From the case, the urgency and need for vigilance on the part of the governments when
implementing economic measures can be highly appreciated. There is a need for
government to consider all the impacts of the measure being taken and keep a constant
watch on all the impacts, short term, and long term to ensure the desired outcome of any
particular economic measure.
The crisis of the U.S subprime mortgage was aggravated by the reckless practices of the
financial institutes due to the unregulated nature of the market. The need for regulation of
the financial institutes and tools is clearly illustrated by the case. Had there been a
regulation or watch from the government of the United States, the practices could have
been curbed and the situation may not have escalated to the level it went.
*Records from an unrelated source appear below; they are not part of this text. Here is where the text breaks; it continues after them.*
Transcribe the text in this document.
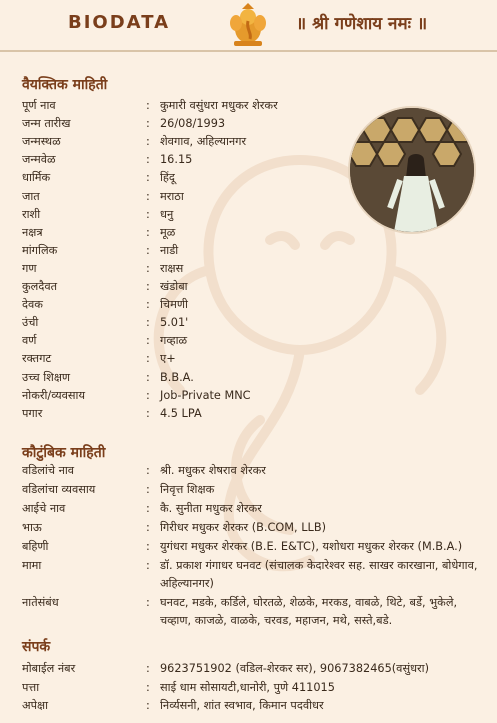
BIODATA	॥ श्री गणेशाय नमः ॥
वैयक्तिक माहिती
पूर्ण नाव	: कुमारी वसुंधरा मधुकर शेरकर
जन्म तारीख	: 26/08/1993
जन्मस्थळ	: शेवगाव, अहिल्यानगर
जन्मवेळ	: 16.15
धार्मिक	: हिंदू
जात	: मराठा
राशी	: धनु
नक्षत्र	: मूळ
मांगलिक	: नाडी
गण	: राक्षस
कुलदैवत	: खंडोबा
देवक	: चिमणी
उंची	: 5.01'
वर्ण	: गव्हाळ
रक्तगट	: ए+
उच्च शिक्षण	: B.B.A.
नोकरी/व्यवसाय	: Job-Private MNC
पगार	: 4.5 LPA
कौटुंबिक माहिती
वडिलांचे नाव	: श्री. मधुकर शेषराव शेरकर
वडिलांचा व्यवसाय	: निवृत्त शिक्षक
आईचे नाव	: कै. सुनीता मधुकर शेरकर
भाऊ	: गिरीधर मधुकर शेरकर (B.COM, LLB)
बहिणी	: युगंधरा मधुकर शेरकर (B.E. E&TC), यशोधरा मधुकर शेरकर (M.B.A.)
मामा	: डॉ. प्रकाश गंगाधर घनवट (संचालक केदारेश्वर सह. साखर कारखाना, बोधेगाव, अहिल्यानगर)
नातेसंबंध	: घनवट, मडके, कर्डिले, घोरतळे, शेळके, मरकड, वाबळे, थिटे, बर्डे, भुकेले, चव्हाण, काजळे, वाळके, चरवड, महाजन, मथे, सस्ते,बडे.
संपर्क
मोबाईल नंबर	: 9623751902 (वडिल-शेरकर सर), 9067382465(वसुंधरा)
पत्ता	: साई धाम सोसायटी,धानोरी, पुणे 411015
अपेक्षा	: निर्व्यसनी, शांत स्वभाव, किमान पदवीधर
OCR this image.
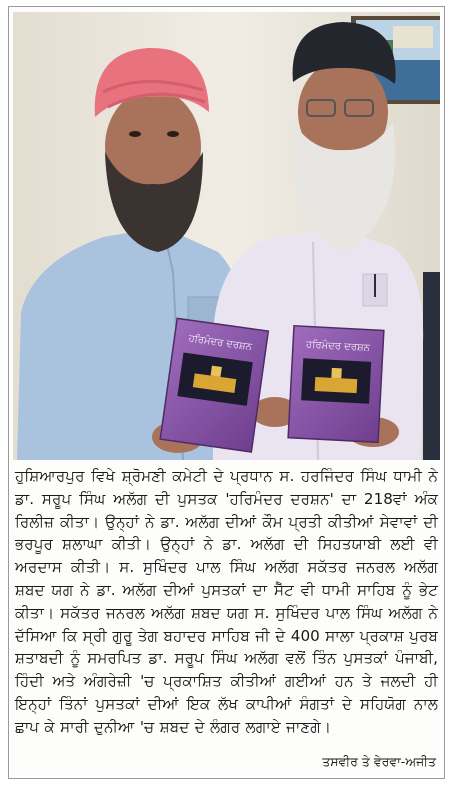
ਹਰਿਮੰਦਰ ਦਰਸ਼ਨ	ਹਰਿਮੰਦਰ ਦਰਸ਼ਨ
ਹੁਸ਼ਿਆਰਪੁਰ ਵਿਖੇ ਸ਼੍ਰੋਮਣੀ ਕਮੇਟੀ ਦੇ ਪ੍ਰਧਾਨ ਸ. ਹਰਜਿੰਦਰ ਸਿੰਘ ਧਾਮੀ ਨੇ ਡਾ. ਸਰੂਪ ਸਿੰਘ ਅਲੱਗ ਦੀ ਪੁਸਤਕ 'ਹਰਿਮੰਦਰ ਦਰਸ਼ਨ' ਦਾ 218ਵਾਂ ਅੰਕ ਰਿਲੀਜ਼ ਕੀਤਾ। ਉਨ੍ਹਾਂ ਨੇ ਡਾ. ਅਲੱਗ ਦੀਆਂ ਕੌਮ ਪ੍ਰਤੀ ਕੀਤੀਆਂ ਸੇਵਾਵਾਂ ਦੀ ਭਰਪੂਰ ਸ਼ਲਾਘਾ ਕੀਤੀ। ਉਨ੍ਹਾਂ ਨੇ ਡਾ. ਅਲੱਗ ਦੀ ਸਿਹਤਯਾਬੀ ਲਈ ਵੀ ਅਰਦਾਸ ਕੀਤੀ। ਸ. ਸੁਖਿੰਦਰ ਪਾਲ ਸਿੰਘ ਅਲੱਗ ਸਕੱਤਰ ਜਨਰਲ ਅਲੱਗ ਸ਼ਬਦ ਯਗ ਨੇ ਡਾ. ਅਲੱਗ ਦੀਆਂ ਪੁਸਤਕਾਂ ਦਾ ਸੈੱਟ ਵੀ ਧਾਮੀ ਸਾਹਿਬ ਨੂੰ ਭੇਟ ਕੀਤਾ। ਸਕੱਤਰ ਜਨਰਲ ਅਲੱਗ ਸ਼ਬਦ ਯਗ ਸ. ਸੁਖਿੰਦਰ ਪਾਲ ਸਿੰਘ ਅਲੱਗ ਨੇ ਦੱਸਿਆ ਕਿ ਸ੍ਰੀ ਗੁਰੂ ਤੇਗ ਬਹਾਦਰ ਸਾਹਿਬ ਜੀ ਦੇ 400 ਸਾਲਾ ਪ੍ਰਕਾਸ਼ ਪੁਰਬ ਸ਼ਤਾਬਦੀ ਨੂੰ ਸਮਰਪਿਤ ਡਾ. ਸਰੂਪ ਸਿੰਘ ਅਲੱਗ ਵਲੋਂ ਤਿੰਨ ਪੁਸਤਕਾਂ ਪੰਜਾਬੀ, ਹਿੰਦੀ ਅਤੇ ਅੰਗਰੇਜ਼ੀ 'ਚ ਪ੍ਰਕਾਸ਼ਿਤ ਕੀਤੀਆਂ ਗਈਆਂ ਹਨ ਤੇ ਜਲਦੀ ਹੀ ਇਨ੍ਹਾਂ ਤਿੰਨਾਂ ਪੁਸਤਕਾਂ ਦੀਆਂ ਇਕ ਲੱਖ ਕਾਪੀਆਂ ਸੰਗਤਾਂ ਦੇ ਸਹਿਯੋਗ ਨਾਲ ਛਾਪ ਕੇ ਸਾਰੀ ਦੁਨੀਆ 'ਚ ਸ਼ਬਦ ਦੇ ਲੰਗਰ ਲਗਾਏ ਜਾਣਗੇ।
ਤਸਵੀਰ ਤੇ ਵੇਰਵਾ-ਅਜੀਤ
Government policies are tools to control the economy or crisis of the economy. However,
if not well thought out during the formation or implementation can do more harm than
good. There is a need for properly targeted policy and timely implementation, or else the
purpose will be defeated.
We also learn there is a lag in the recognition or response to any financial crisis and there
will be some time before the impact of policies to fight those can show results. So while
formation and implementation, this should also be taken into consideration.
The power of the government to control the economy has been clearly understood during
the analysis of the case. The mechanism of the government in terms of fiscal and monetary
policies has an impact on the economy.